Data structures are not Pokemon; you do not collect them for their own sake. You pick the structure that makes the operations your algorithm needs cheap. If you need fast membership and order does not matter, a set or map is the conversation. If you need order statistics, heaps or balanced trees enter. If the problem is about connectivity, graphs are near. Practice explaining that mapping in one sentence before you write code.

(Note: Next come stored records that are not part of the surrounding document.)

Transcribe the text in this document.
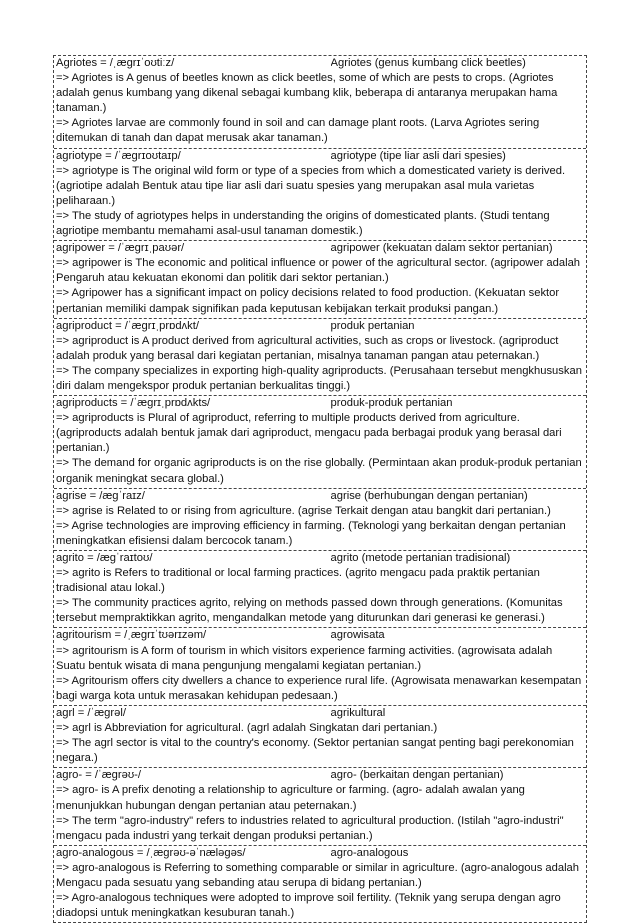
Agriotes = /ˌægrɪˈoʊtiːz/	Agriotes (genus kumbang click beetles)
=> Agriotes is A genus of beetles known as click beetles, some of which are pests to crops. (Agriotes adalah genus kumbang yang dikenal sebagai kumbang klik, beberapa di antaranya merupakan hama tanaman.)
=> Agriotes larvae are commonly found in soil and can damage plant roots. (Larva Agriotes sering ditemukan di tanah dan dapat merusak akar tanaman.)
agriotype = /ˈægrɪoʊtaɪp/	agriotype (tipe liar asli dari spesies)
=> agriotype is The original wild form or type of a species from which a domesticated variety is derived. (agriotipe adalah Bentuk atau tipe liar asli dari suatu spesies yang merupakan asal mula varietas peliharaan.)
=> The study of agriotypes helps in understanding the origins of domesticated plants. (Studi tentang agriotipe membantu memahami asal-usul tanaman domestik.)
agripower = /ˈægrɪˌpaʊər/	agripower (kekuatan dalam sektor pertanian)
=> agripower is The economic and political influence or power of the agricultural sector. (agripower adalah Pengaruh atau kekuatan ekonomi dan politik dari sektor pertanian.)
=> Agripower has a significant impact on policy decisions related to food production. (Kekuatan sektor pertanian memiliki dampak signifikan pada keputusan kebijakan terkait produksi pangan.)
agriproduct = /ˈægrɪˌprɒdʌkt/	produk pertanian
=> agriproduct is A product derived from agricultural activities, such as crops or livestock. (agriproduct adalah produk yang berasal dari kegiatan pertanian, misalnya tanaman pangan atau peternakan.)
=> The company specializes in exporting high-quality agriproducts. (Perusahaan tersebut mengkhususkan diri dalam mengekspor produk pertanian berkualitas tinggi.)
agriproducts = /ˈægrɪˌprɒdʌkts/	produk-produk pertanian
=> agriproducts is Plural of agriproduct, referring to multiple products derived from agriculture. (agriproducts adalah bentuk jamak dari agriproduct, mengacu pada berbagai produk yang berasal dari pertanian.)
=> The demand for organic agriproducts is on the rise globally. (Permintaan akan produk-produk pertanian organik meningkat secara global.)
agrise = /æɡˈraɪz/	agrise (berhubungan dengan pertanian)
=> agrise is Related to or rising from agriculture. (agrise Terkait dengan atau bangkit dari pertanian.)
=> Agrise technologies are improving efficiency in farming. (Teknologi yang berkaitan dengan pertanian meningkatkan efisiensi dalam bercocok tanam.)
agrito = /æɡˈraɪtoʊ/	agrito (metode pertanian tradisional)
=> agrito is Refers to traditional or local farming practices. (agrito mengacu pada praktik pertanian tradisional atau lokal.)
=> The community practices agrito, relying on methods passed down through generations. (Komunitas tersebut mempraktikkan agrito, mengandalkan metode yang diturunkan dari generasi ke generasi.)
agritourism = /ˌæɡrɪˈtʊərɪzəm/	agrowisata
=> agritourism is A form of tourism in which visitors experience farming activities. (agrowisata adalah Suatu bentuk wisata di mana pengunjung mengalami kegiatan pertanian.)
=> Agritourism offers city dwellers a chance to experience rural life. (Agrowisata menawarkan kesempatan bagi warga kota untuk merasakan kehidupan pedesaan.)
agrl = /ˈæɡrəl/	agrikultural
=> agrl is Abbreviation for agricultural. (agrl adalah Singkatan dari pertanian.)
=> The agrl sector is vital to the country's economy. (Sektor pertanian sangat penting bagi perekonomian negara.)
agro- = /ˈæɡrəʊ-/	agro- (berkaitan dengan pertanian)
=> agro- is A prefix denoting a relationship to agriculture or farming. (agro- adalah awalan yang menunjukkan hubungan dengan pertanian atau peternakan.)
=> The term "agro-industry" refers to industries related to agricultural production. (Istilah "agro-industri" mengacu pada industri yang terkait dengan produksi pertanian.)
agro-analogous = /ˌæɡrəʊ-əˈnæləɡəs/	agro-analogous
=> agro-analogous is Referring to something comparable or similar in agriculture. (agro-analogous adalah Mengacu pada sesuatu yang sebanding atau serupa di bidang pertanian.)
=> Agro-analogous techniques were adopted to improve soil fertility. (Teknik yang serupa dengan agro diadopsi untuk meningkatkan kesuburan tanah.)
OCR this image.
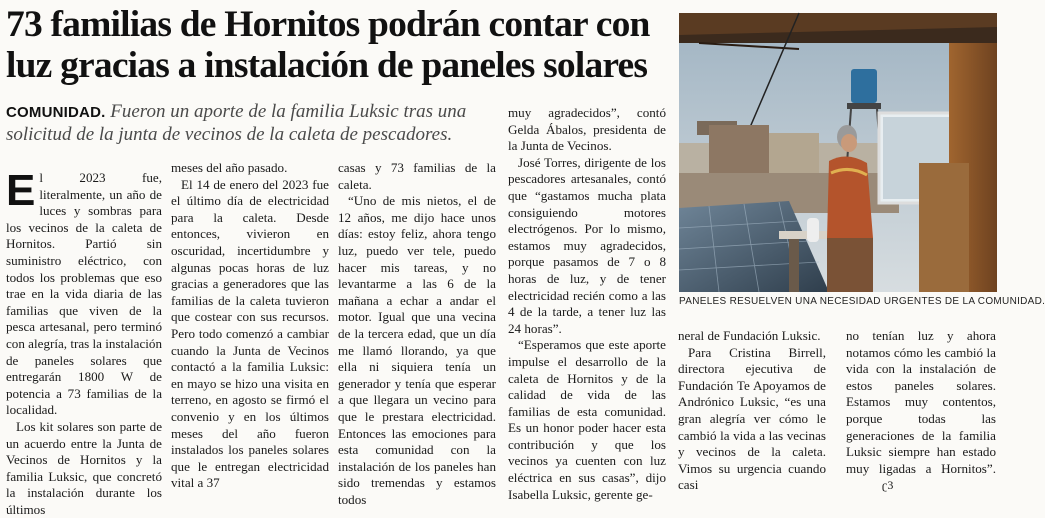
73 familias de Hornitos podrán contar con
luz gracias a instalación de paneles solares

COMUNIDAD. Fueron un aporte de la familia Luksic tras una solicitud de la junta de vecinos de la caleta de pescadores.

El 2023 fue, literalmente, un año de luces y sombras para los vecinos de la caleta de Hornitos. Partió sin suministro eléctrico, con todos los problemas que eso trae en la vida diaria de las familias que viven de la pesca artesanal, pero terminó con alegría, tras la instalación de paneles solares que entregarán 1800 W de potencia a 73 familias de la localidad.

Los kit solares son parte de un acuerdo entre la Junta de Vecinos de Hornitos y la familia Luksic, que concretó la instalación durante los últimos

meses del año pasado.

El 14 de enero del 2023 fue el último día de electricidad para la caleta. Desde entonces, vivieron en oscuridad, incertidumbre y algunas pocas horas de luz gracias a generadores que las familias de la caleta tuvieron que costear con sus recursos. Pero todo comenzó a cambiar cuando la Junta de Vecinos contactó a la familia Luksic: en mayo se hizo una visita en terreno, en agosto se firmó el convenio y en los últimos meses del año fueron instalados los paneles solares que le entregan electricidad vital a 37

casas y 73 familias de la caleta.

“Uno de mis nietos, el de 12 años, me dijo hace unos días: estoy feliz, ahora tengo luz, puedo ver tele, puedo hacer mis tareas, y no levantarme a las 6 de la mañana a echar a andar el motor. Igual que una vecina de la tercera edad, que un día me llamó llorando, ya que ella ni siquiera tenía un generador y tenía que esperar a que llegara un vecino para que le prestara electricidad. Entonces las emociones para esta comunidad con la instalación de los paneles han sido tremendas y estamos todos

muy agradecidos”, contó Gelda Ábalos, presidenta de la Junta de Vecinos.

José Torres, dirigente de los pescadores artesanales, contó que “gastamos mucha plata consiguiendo motores electrógenos. Por lo mismo, estamos muy agradecidos, porque pasamos de 7 o 8 horas de luz, y de tener electricidad recién como a las 4 de la tarde, a tener luz las 24 horas”.

“Esperamos que este aporte impulse el desarrollo de la caleta de Hornitos y de la calidad de vida de las familias de esta comunidad. Es un honor poder hacer esta contribución y que los vecinos ya cuenten con luz eléctrica en sus casas”, dijo Isabella Luksic, gerente ge-

neral de Fundación Luksic.

Para Cristina Birrell, directora ejecutiva de Fundación Te Apoyamos de Andrónico Luksic, “es una gran alegría ver cómo le cambió la vida a las vecinas y vecinos de la caleta. Vimos su urgencia cuando casi

no tenían luz y ahora notamos cómo les cambió la vida con la instalación de estos paneles solares. Estamos muy contentos, porque todas las generaciones de la familia Luksic siempre han estado muy ligadas a Hornitos”.ʗ3

PANELES RESUELVEN UNA NECESIDAD URGENTES DE LA COMUNIDAD.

Day-of checklist: rollback, timeboxing, and how to close strong

This section focuses on Day-of checklist: rollback, timeboxing, and how to close strong. Candidates preparing for LLM Serving often underestimate how much interviewers infer from process: how you decompose the prompt, name tradeoffs, and verify before you optimize. The behaviors that look boring — restating constraints, proposing a baseline, testing a tiny example — are exactly what separates hire from no-hire when two solutions have similar asymptotics. We connect this theme to what hiring committees actually write in feedback forms, not abstract advice. Treat the next paragraphs as a script you can steal: say the quiet parts out loud, label your invariants, and narrate recovery when you misread a constraint. Practice until it feels mechanical, because stress will strip your polish unless the habits are automatic.

Rubrics differ by level. Junior loops emphasize implementation correctness and learning speed. Mid-level loops add system reasoning and collaboration. Senior-plus loops trade some coding intensity for scope, ambiguity, and multi-team tradeoffs. If you are preparing for a Staff loop with only LeetCode hards, you are misaligned. If you are preparing for an L4 coding screen with only architecture blog posts, you are also misaligned. Match the tool to the level.

Latency budgets split between retrieval, reranking, and model inference. Caching embeddings, approximate nearest neighbors, and smaller student models are standard mitigations. Cost per query belongs in the same sentence as latency when traffic is high.

Communication is a first-class deliverable. Even solo coding rounds are graded partly on whether a hiring manager could follow your reasoning six months later from notes. That means naming variables honestly, stating assumptions explicitly, and checking in before you disappear into twenty minutes of silence. If you are remote, narrate a little more than feels natural — the interviewer cannot see your facial cues.

  • Restate the heart of "Day-of checklist: rollback, timeboxing, and how to close strong" and confirm inputs, outputs, and edge cases.
  • Propose a brute-force or baseline you can finish — name its complexity honestly.
  • Walk a hand trace on a small example; only then refactor toward the optimal structure.
  • Reserve the final minutes for tests: null/empty, duplicates, extremes, and off-by-one boundaries.
  • Close with a one-sentence summary of tradeoffs and what you would monitor in production.

Latency budgets split between retrieval, reranking, and model inference. Caching embeddings, approximate nearest neighbors, and smaller student models are standard mitigations. Cost per query belongs in the same sentence as latency when traffic is high.

Rubrics differ by level. Junior loops emphasize implementation correctness and learning speed. Mid-level loops add system reasoning and collaboration. Senior-plus loops trade some coding intensity for scope, ambiguity, and multi-team tradeoffs. If you are preparing for a Staff loop with only LeetCode hards, you are misaligned. If you are preparing for an L4 coding screen with only architecture blog posts, you are also misaligned. Match the tool to the level.

MomentWhat to say
StartI'll restate the goal, then propose a baseline I can complete in time.
MidpointHere's the invariant I'm maintaining — I'll verify it on the example.
StuckI'm stuck on X; I'll try a smaller case and see what breaks.
EndI'll run these edge cases, then summarize complexity and tradeoffs.

Stop grinding. Start patterning.

Alpha Code is a patterns-first interview prep platform — coding, system design, behavioral, mocks, and ML/AI engineering all under one $19/mo subscription.